André Evans

 
Crabflower-Collective-Andre-Evans.jpg
 

When I was eleven my family moved to Folkestone, Kent on the South Coast. Here in 1983, at the Frogmore tea rooms, Jeremy Page and I founded the Frogmore Press. 

Our objective was “to publish work which above all else possesses quality and a respect for the written word; which uses words to subvert, to innovate, to communicate ideas relevant to the age, articulately, undogmatically, with clarity, integrity and vision.”

In 1984 Jeremy and I and a number of friends got together to set up creative writing workshops: the Crabflower Club.  Our aim was to explore the possibilities that might arise from creating fiction collectively – as a social activity. Together we created and wrote short stories and a screen play. Some of the work was later published in the Crabflower pamphlets.  

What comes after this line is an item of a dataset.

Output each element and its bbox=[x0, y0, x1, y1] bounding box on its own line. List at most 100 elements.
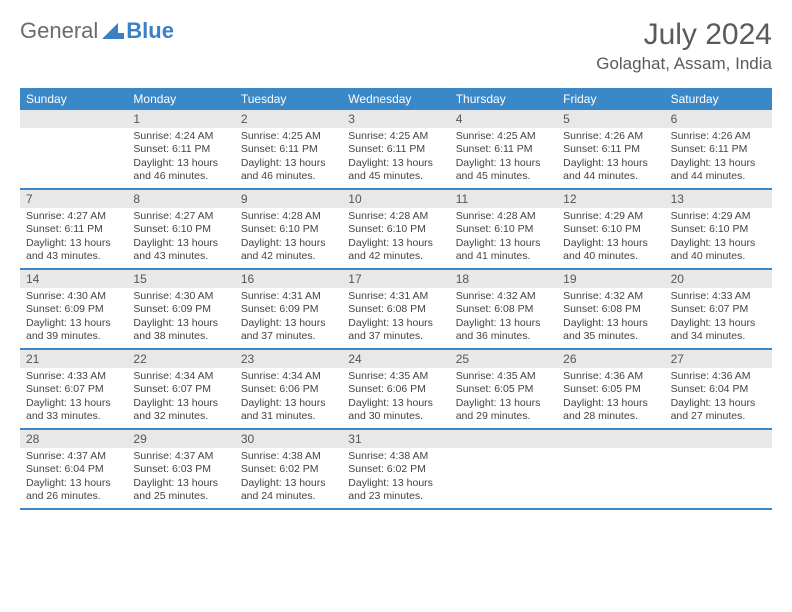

I have since had a thirty-year career as a teacher, facilitator and coach in professional education. Particular current interests are insolvency law, money laundering and bribery – and on the developmental side helping people to communicate in a way which is truthful, direct, respectful and constructive.  

My interests in writing fiction are much the same – how people make bad decisions, how they fail to speak up, how ill-used language leads to nonsense and disaster. My lifelong interest in children’s books and weird fiction also feeds into my writing.